2. Naskah dari Muthalib

“adat hidup di piu ulunna salu, adat mati di pitu ba’bana binanga. Nenek di pitu ulunna salu, cucu di pitu ba’bana binanga. Pitu ulunna salu tidak berkekkuatan di pitu ba’bana binanga. Pitu ba’bana binanga tidak berkekuatan dipitu ulunna salu. ayam jantan menghadap ke barat, ayam betina menghadap ke timur. Pitu ulunna salu dibawa pemerintahan tomakaka, pitu ba’bana di bawa pemerintahan mara’dia .

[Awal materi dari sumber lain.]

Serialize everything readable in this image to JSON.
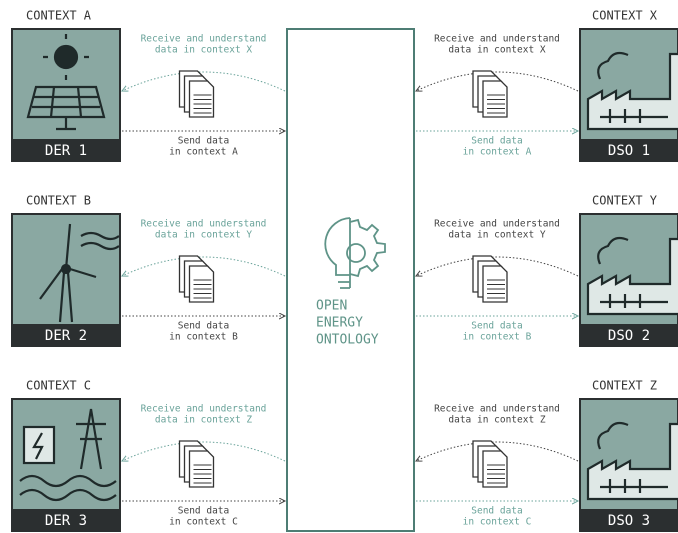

Dari kedua versi perjanjian tersebut dapat di ketahui bahwa Tujuan perjanjian ini untuk menciptakan stabilitas yang mantap dalam menjalankan pemerintahan yang aman dan tertib dalam lingkungannya masing-masing. Sebelum perjajian allamungan batu di Luyo ini, ketegangan terus terjadi antara dua kelompok ini, yang diakibatkan oleh perbedaan pandangan dari konsep norma yang diyakini masing-masing kelompok. Pitu ulunna salu yang memegang ada’ tuo (hokum hidup) sedangkan pitu ba’bana binanga memegang konsep ada’ mate (hukum mati). Hal inilah yang menjadi dasar ketegangan yang terjadi antara kedua kelmpok ini. Apalagi ketika Kerajaan Passokkorang dikalahkan oleh Kerajaan Balanipa, sebagian besar pasukan dari Kerajaan Passokkorang melarikan diri ke daerah pitu ulunna salu, dan Kerajaan yang ada di pitu uluna salu memberikan prlindungan kepada mereka.

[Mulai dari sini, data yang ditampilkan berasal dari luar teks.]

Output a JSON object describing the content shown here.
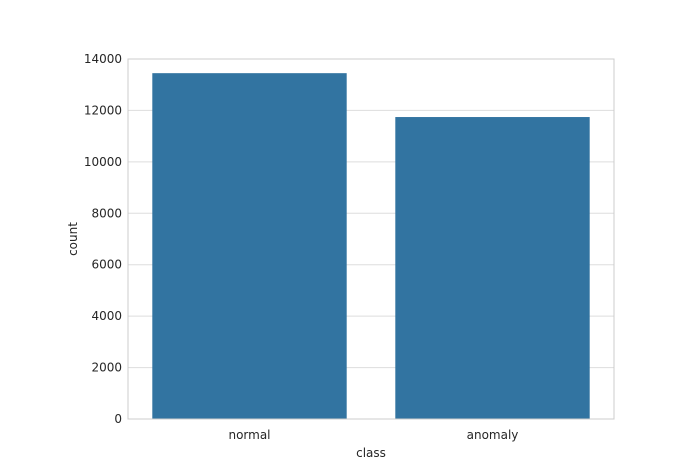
{
  "chart_data": {
    "type": "bar",
    "categories": [
      "normal",
      "anomaly"
    ],
    "values": [
      13449,
      11743
    ],
    "xlabel": "class",
    "ylabel": "count",
    "ylim": [
      0,
      14000
    ],
    "yticks": [
      0,
      2000,
      4000,
      6000,
      8000,
      10000,
      12000,
      14000
    ],
    "grid": true,
    "bar_color": "#3274a1",
    "grid_color": "#dddddd",
    "spine_color": "#cccccc"
  }
}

Oleh karena itu peperangan tidak bisa dihindari.Beberepa peperangan yang pernah terjadi sebelum adanya perjanjian allamungan batu di Luyo seperti perang Lakahang, perang Malunda, perang sungkiq, dan perang dama-damaq. Meskipun setelah peperangan terjadi, dilakukan perjanjian damai, tetapi pada akhirnya perjanjian itu selalu dilanggar dengan berbagai macam alasan.Hal ini disebabkan karna perjanjian tersebut belum menggambarkan bahwa kedua kelompok satu rumpun. Barulah dalam perjanjian allamungan batu di Luyo, kedua kelompok persekutuan ini bisa dipersatukan. Hal ini didasari persepsi yang dibawa Tomepayung untuk mempersatukan kedua kelompok adalah persepsi kekeluargaan, bahwa sesungguhnya kedua kelompok ini bersaudara yang asal muasalnya dari satu nenek yaitu Pongka padang dan Torije’ne.